W rzeczywistości, niektóre zapisy EMFA są sprzeczne z ochroną wolności prasy i pomijają dobrze ugruntowane krajowe ramy prawne i konstytucyjnie chronione zasady postępowania. Dotyczy to również przepisu, który ingeruje w wewnętrzne funkcjonowanie i działanie firm medialnych. Biorąc pod uwagę delikatność tej kwestii oraz różnice w narodowych tradycjach. harmonizacja na poziomie europejskim nie powinna mieć miejsca.
Podobnie bezprecedensowe włączenie prasy pod nadzór nowej Europejskiej Rady ds. Usług Medialnych stanowi ewidentne zagrożenie dla wolności prasy, chociaż wolność prasy regulowana jest ogólnymi przepisami oraz praktykami auto-regulacji na poziomie krajowym. W swych działaniach Rada nie może ignorować przepisów krajowych i nie może stosować obniżonych norm, jeśli chodzi o polityczną niezależność niż te, które wymagane są przez władze krajowe do spraw mediów. W związku z tym, kwestią kluczową jest zapewnienie pełnej niezależności Rady od Komisji Europejskiej.

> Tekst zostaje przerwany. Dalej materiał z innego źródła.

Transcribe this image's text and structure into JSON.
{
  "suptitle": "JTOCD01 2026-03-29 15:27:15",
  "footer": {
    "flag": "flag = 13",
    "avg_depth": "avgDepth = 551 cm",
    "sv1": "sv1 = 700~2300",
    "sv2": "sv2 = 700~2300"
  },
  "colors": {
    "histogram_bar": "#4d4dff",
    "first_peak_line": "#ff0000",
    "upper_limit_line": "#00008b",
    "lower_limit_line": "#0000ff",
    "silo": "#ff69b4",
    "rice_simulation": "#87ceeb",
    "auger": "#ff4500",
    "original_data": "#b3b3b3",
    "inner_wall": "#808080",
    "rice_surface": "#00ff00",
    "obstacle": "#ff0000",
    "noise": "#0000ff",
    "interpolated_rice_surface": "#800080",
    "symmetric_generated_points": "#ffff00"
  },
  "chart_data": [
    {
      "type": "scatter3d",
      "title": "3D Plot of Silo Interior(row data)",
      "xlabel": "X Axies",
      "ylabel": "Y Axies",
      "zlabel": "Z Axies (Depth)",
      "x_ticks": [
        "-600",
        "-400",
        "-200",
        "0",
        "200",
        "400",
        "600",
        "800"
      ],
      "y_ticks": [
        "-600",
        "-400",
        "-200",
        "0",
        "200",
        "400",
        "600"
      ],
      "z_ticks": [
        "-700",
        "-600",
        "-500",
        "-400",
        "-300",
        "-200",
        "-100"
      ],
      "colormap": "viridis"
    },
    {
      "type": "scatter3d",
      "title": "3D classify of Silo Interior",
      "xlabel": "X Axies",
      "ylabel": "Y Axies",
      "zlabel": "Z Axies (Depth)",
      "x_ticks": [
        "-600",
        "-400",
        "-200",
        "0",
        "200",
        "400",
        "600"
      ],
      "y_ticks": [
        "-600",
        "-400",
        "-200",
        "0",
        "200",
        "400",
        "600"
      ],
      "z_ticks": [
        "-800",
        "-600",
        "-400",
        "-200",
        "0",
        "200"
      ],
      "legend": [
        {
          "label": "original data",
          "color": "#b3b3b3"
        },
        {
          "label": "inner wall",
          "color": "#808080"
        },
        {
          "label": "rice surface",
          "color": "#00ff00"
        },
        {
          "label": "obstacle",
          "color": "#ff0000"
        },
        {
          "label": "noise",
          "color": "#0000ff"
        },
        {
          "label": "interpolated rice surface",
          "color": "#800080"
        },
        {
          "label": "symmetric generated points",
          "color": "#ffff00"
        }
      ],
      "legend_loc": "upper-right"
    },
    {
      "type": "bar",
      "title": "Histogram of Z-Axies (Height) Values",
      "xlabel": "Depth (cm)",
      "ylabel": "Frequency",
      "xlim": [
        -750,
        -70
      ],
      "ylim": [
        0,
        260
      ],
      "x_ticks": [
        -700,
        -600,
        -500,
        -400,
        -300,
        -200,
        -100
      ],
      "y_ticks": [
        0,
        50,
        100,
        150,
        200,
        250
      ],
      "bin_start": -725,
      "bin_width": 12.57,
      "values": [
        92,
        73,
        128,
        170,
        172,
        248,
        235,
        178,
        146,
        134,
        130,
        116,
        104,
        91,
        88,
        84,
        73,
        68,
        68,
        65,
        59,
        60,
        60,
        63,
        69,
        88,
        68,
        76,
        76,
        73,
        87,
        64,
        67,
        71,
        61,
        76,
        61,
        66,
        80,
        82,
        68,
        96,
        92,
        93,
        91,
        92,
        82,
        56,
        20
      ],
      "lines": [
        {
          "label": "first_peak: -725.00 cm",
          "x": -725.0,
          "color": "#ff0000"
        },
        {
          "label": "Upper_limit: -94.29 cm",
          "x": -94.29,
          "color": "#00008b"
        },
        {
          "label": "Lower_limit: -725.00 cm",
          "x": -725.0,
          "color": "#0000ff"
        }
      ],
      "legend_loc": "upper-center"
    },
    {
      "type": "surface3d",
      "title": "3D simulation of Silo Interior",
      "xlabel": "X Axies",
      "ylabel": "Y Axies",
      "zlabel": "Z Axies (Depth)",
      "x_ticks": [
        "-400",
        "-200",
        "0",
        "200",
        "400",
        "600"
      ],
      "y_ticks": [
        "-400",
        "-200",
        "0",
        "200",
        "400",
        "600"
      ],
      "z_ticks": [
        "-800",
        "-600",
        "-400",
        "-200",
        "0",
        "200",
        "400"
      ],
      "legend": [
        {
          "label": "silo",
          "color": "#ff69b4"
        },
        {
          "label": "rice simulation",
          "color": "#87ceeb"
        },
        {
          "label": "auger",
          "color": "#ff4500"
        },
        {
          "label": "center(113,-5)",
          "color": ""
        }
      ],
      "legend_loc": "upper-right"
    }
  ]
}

Ponadto EMFA w niewielkim stopniu chroni wolność słowa i pluralizm w Internecie oraz zapobiega cenzurze ze strony bardzo dużych platform cyfrowych, która staje się powszechnym problemem. Ochrona wolności słowa musi zostać znacznie wzmocniona, aby zagwarantować nieskrępowaną dystrybucję legalnych europejskich treści prasowych, aby pluralistyczne informacje były swobodnie dostępne w Internecie bez zbędnych zakłóceń w erze rosnącej dezinformacji
Nie da się osiągnąć wolności i pluralizmu mediów poprzez rygorystyczne ujednolicenie przepisów medialnych w całej Europie i złamanie funkcjonowania poprzez odejście od ustalonych od dawna ram prawnych obowiązujących w Państwach Członkowskich. Mogłoby to doprowadzić w istocie do obalenia dotychczasowych systemów krajowych przy jednoczesnym pominięciu podstawowej przyczyny problemów często dotyczących szerszych kwestii politycznych, ekonomicznych, jak również fundamentów państwa prawa.
I wreszcie, przestrzegamy przed zbyt pośpiesznym przyjęciem pakietów negocjacyjnych, które mogłyby przynieść poważne, długotrwałe konsekwencje dla wolności mediów. Trudno przecenić znaczenie zapewnienia pluralistycznej debaty w sprawie EMFA, w czasie której wszystkie argumenty i implikacje byłyby odpowiednio uwzględnione. Dlatego zwracamy się do Państw Członkowskich Unii Europejskiej oraz do Parlamentu Europejskiego o wprowadzenie niezbędnych zmian w imię prawdziwej i bezkompromisowej wolności mediów i pluralizmu w Europie, zarówno offline jak i w internecie.